Francis Drake and his ship the Golden Hind circumnavigated the world in 1580. He left England December 13, 1577, with numerous ships and many men. The Golden Hind, the only ship to return, was loaded with treasure, and Queen Elizabeth’s half of the cargo was greater than all her other income that year. He was knighted for his efforts. Children could read You Wouldn’t Want to Explore with Sir Francis Drake, by David Stewart and David Salariya.
George Washington established his first cabinet in 1789.
- Thomas Jefferson became Secretary of State.
- John Jay was appointed the first Chief Justice of the Supreme Court.
- Samuel Osgood was the first Postmaster.
- Edmund J. Randolph was made Attorney General
- Henry Knox had become Secretary of War on September 12, 1789. The position was renamed years later Secretary of Defense.

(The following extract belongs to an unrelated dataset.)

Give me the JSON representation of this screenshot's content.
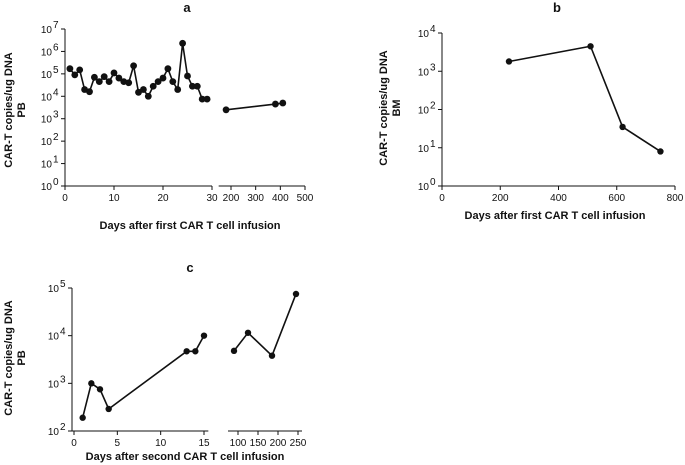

Today the President’s cabinet is comprised of the Vice President and fifteen heads of departments. Children can learn more at: https://www.whitehouse.gov/administration/cabinet
Cement was patented in 1871. David Oliver Saylor, of Allentown, Pennsylvania, received patent number 119,413. Children can take some virtual tours of cement being made at: http://www.cement.org/basics/howmade.asp.
Richard Nixon and John F. Kennedy, presidential candidates, held the first of four televised debates in 1960. Experts believe Kennedy fared better in the first debate, but Nixon improved as time went on.
Shannon Lucid, astronaut, returned to earth in 1996 after being in space 188 days. At the time she set the US record for longest time in space and the world record for the longest time for a woman in space. She conducted experiments aboard the Mir space station. She had previously flown on four other missions. Older children could learn more at: Shannon Lucid.
Gilligan’s Island appeared for the first time in 1964. The show ran for 98 episodes, but the series became famous through re-runs.
Johnny Appleseed (born John Chapman in Leominster, Massachusetts, 1774; died Allen County, Indiana, March 18, 1845) is believed to have planted many orchards of apple trees. He was well regarded by both the Indians and the settlers. His death is remembered as Johnny Appleseed Day. Children can learn more at: Johnny Appleseed
T. S. Eliot (born Saint Louis, Missouri, 1888; died London, United Kingdom, January 4, 1965) was a poet, essayist, and playwright. His works include The Waste Land and The Hollow Men. He received the Nobel Prize in Literature in 1948. Children can read some of his works (including The Waste Land) at: Project Gutenberg
George Gershwin (born Brooklyn, New York, 1898; died Beverly Hills, California, July 11, 1937) was a composer. He often teamed with his brother, Ira. Two of his most famous works are I Got Rhythm and Rhapsody in Blue.
Lancaster, Pennsylvania, was the nation’s capital for this day only in 1777. The prior capital was Philadelphia, and the next capital was York, Pennsylvania.
Jean-Francois Champollion declared in 1822 that he had deciphered the Rosetta Stone. The monument contained the same speech in three languages. He was able to translate the speech in two of the languages, and he used patterns and syntax to decode the Egyptian hieroglyphics, the third language. The Rosetta Stone is housed in the British Museum. Children could learn about the Rosetta Stone and Egyptian hieroglyphics at: Rosetta Stone.